Amour

Amour tells the story of an elderly couple, Georges and Anne. After Anne (Emmanuelle Riva) is paralysed down the right side of her body by a stroke, Georges (Jean-Louis Trintignant) is left to tend to her. Georges is forced to cope with the enormous amount of physical care she now requires, along with Anne’s increasing malaise and suicidal tendencies, with little support from his adult daughter Eva (Isabelle Huppert).

Amour is the latest work by famed director Michael Haneke, known his bleak and haunting approach to the problems of modern life. His previous films include The Piano Teacher (bleak, haunting, uncompromising) and The White Ribbon (bleak, haunting, uncompromising) which also won the Palme d’Or for best film at the 2009 Cannes Film Festival. Amour is most definitely a Haneke film. It has his creative style, the quick edits, the subtle motifs in cinematography and script, even the bloody interior design screams Haneke. Amour, however, is set apart even from his previous body of work.

Amour is dominated by a constant sense of impending doom. The opening scene sets this atmosphere up, with the fire department breaking into Georges and Anne’s home and discovering their bedroom delicately decorated with flowers and Anne, in her finest clothes, dead. Knowing the inevitable end, the rest of the film is devoid of any hope of a happy outcome, but it is almost beside the point: the film is attempting to explore emotion rather than a series of events. In fact, Georges tells us so. In a breakfast after Anne’s first stroke, Georges describes a story from his youth, where he came home from the cinema utterly miserable, having seen a film that left him in tears. He can barely remember what the film was about, or what happened when an older boy saw him crying but, as Georges says, it is not about the details of a film, the only important part are the emotions you take away.

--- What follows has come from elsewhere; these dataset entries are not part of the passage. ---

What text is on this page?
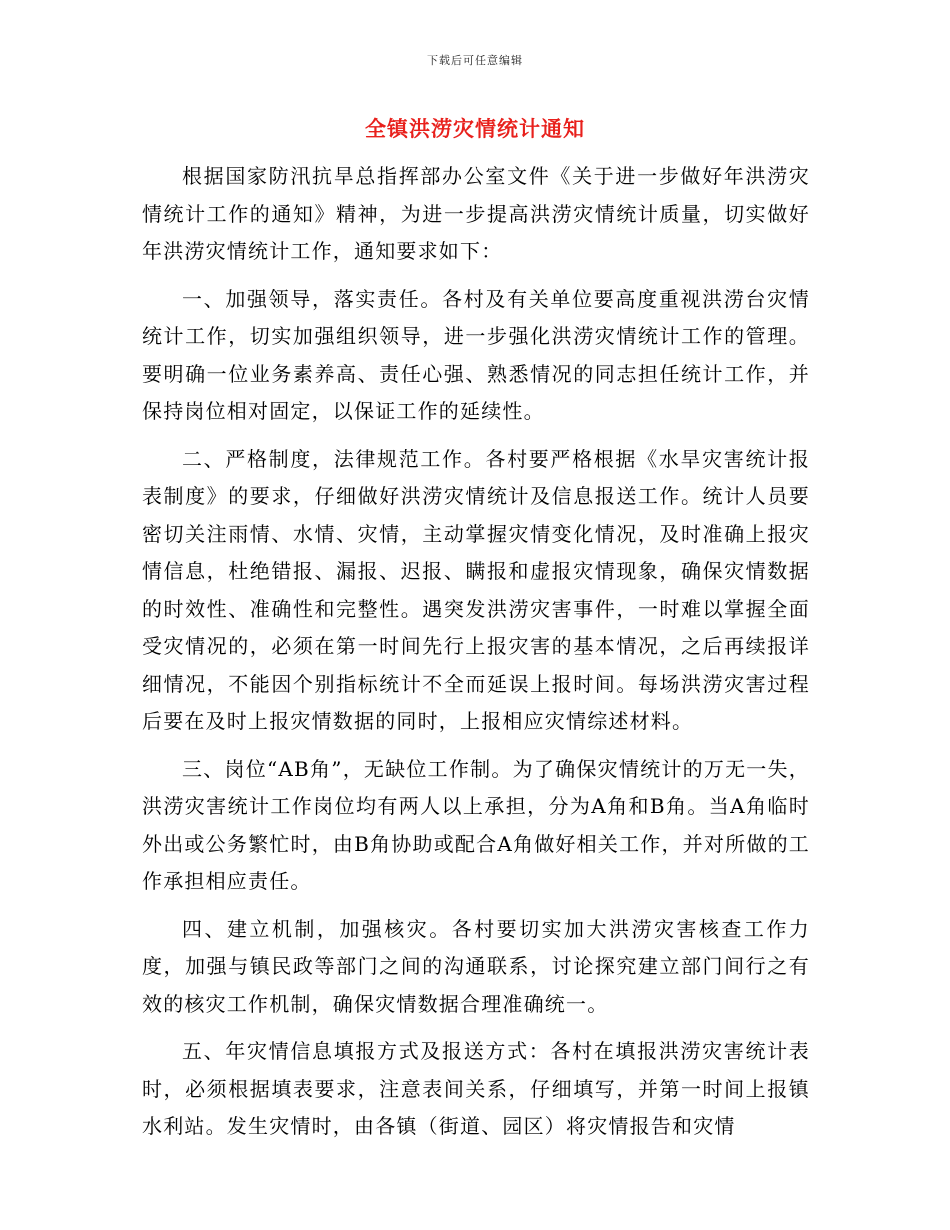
下载后可任意编辑
全镇洪涝灾情统计通知

根据国家防汛抗旱总指挥部办公室文件《关于进一步做好年洪涝灾情统计工作的通知》精神，为进一步提高洪涝灾情统计质量，切实做好年洪涝灾情统计工作，通知要求如下：

一、加强领导，落实责任。各村及有关单位要高度重视洪涝台灾情统计工作，切实加强组织领导，进一步强化洪涝灾情统计工作的管理。要明确一位业务素养高、责任心强、熟悉情况的同志担任统计工作，并保持岗位相对固定，以保证工作的延续性。

二、严格制度，法律规范工作。各村要严格根据《水旱灾害统计报表制度》的要求，仔细做好洪涝灾情统计及信息报送工作。统计人员要密切关注雨情、水情、灾情，主动掌握灾情变化情况，及时准确上报灾情信息，杜绝错报、漏报、迟报、瞒报和虚报灾情现象，确保灾情数据的时效性、准确性和完整性。遇突发洪涝灾害事件，一时难以掌握全面受灾情况的，必须在第一时间先行上报灾害的基本情况，之后再续报详细情况，不能因个别指标统计不全而延误上报时间。每场洪涝灾害过程后要在及时上报灾情数据的同时，上报相应灾情综述材料。

三、岗位“AB角”，无缺位工作制。为了确保灾情统计的万无一失，洪涝灾害统计工作岗位均有两人以上承担，分为A角和B角。当A角临时外出或公务繁忙时，由B角协助或配合A角做好相关工作，并对所做的工作承担相应责任。

四、建立机制，加强核灾。各村要切实加大洪涝灾害核查工作力度，加强与镇民政等部门之间的沟通联系，讨论探究建立部门间行之有效的核灾工作机制，确保灾情数据合理准确统一。

五、年灾情信息填报方式及报送方式：各村在填报洪涝灾害统计表时，必须根据填表要求，注意表间关系，仔细填写，并第一时间上报镇水利站。发生灾情时，由各镇（街道、园区）将灾情报告和灾情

It is the same with Amour. After the morning with the initial stroke, the film continues telling the story with quick cuts. Extended scenes will lead on to relatively short glimpses of George trying to cope – lifting Anne off the toilet, say, or helping her with her exercises. Any sense of time is lost. This film could be set over weeks or months. This, along with the fact that almost the entire film is spent inside their apartment, creates a terrible claustrophobia. He loves his wife, and deals with Anne’s needs well, but the film creates a prison around him. Eventually, this develops into two types of prisons. In one he his bound to the needs and demands of Anne, in which he must sacrifice everything for her, because of his deep and unerring love. The other is created by Anne’s humiliation at being so infantilised, and her resultant wish to end it all. Georges’ own helplessness is not physical like Anne’s, it is through the contradictory states of wanting Anne to live, yet seeing her in such pain.

George is an extremely stoic character. To represent that side of Georges we are never privy to, Haneke employs the most masterful use of visual motifs. The film uses windows for remarkable effect from the very first scene. The piano is also used subtly yet powerfully. The first time we even realise there is a ruddy great piano in their living room is when Anne’s former piano student (Alexandre Tharaud playing himself) pays them a visit. It is only at that moment we understand how much the stoke has really cost Anne.

Every scene, every moment, every gesture is perfect. While other great films may also be minutely controlled for perfection (take any Stanley Kubrick film, for instance) the difference in Amour is that not a single moment feels as though it is part of a script. Georges and Anne cease to be actors, or characters. It is almost too natural, too realistic. A person who has even remotely felt any of the emotions on display in this film will find it hard to watch, and even harder to look away. Without needing to manipulate the viewer with a string-heavy score or a sappy speech, the film captures you in the most vulnerable recess of your mind. The two central performances by Trintignant and Riva deserve every accolade they get. Riva manages to convey an ocean’s worth of emotion using just her eyes.

What is truly special about Amour is that nothing is forced on you: every tear you might shed feels completely genuine and gut-wrenching. For myself, I begun to weep openly around the 45 minute mark and, as cynical and jaded as I am, I did not stop until the end of the film. A scene involving a pigeon was especially victorious at lubricating my eyes. Amour is beautifully, thoughtfully, wonderfully depressing. It is entirely unpretentious, makes no attempt to manipulate your emotions, and does not try to moralise on the topic of euthanasia. It is remarkable in that it drips with care and forethought, yet there is no real narrative here. As Georges states, it is not the details of a film that is important, it is only the emotion. Amour has that like no other film. Be warned: you’re going to carry the weight of Amour with you for years.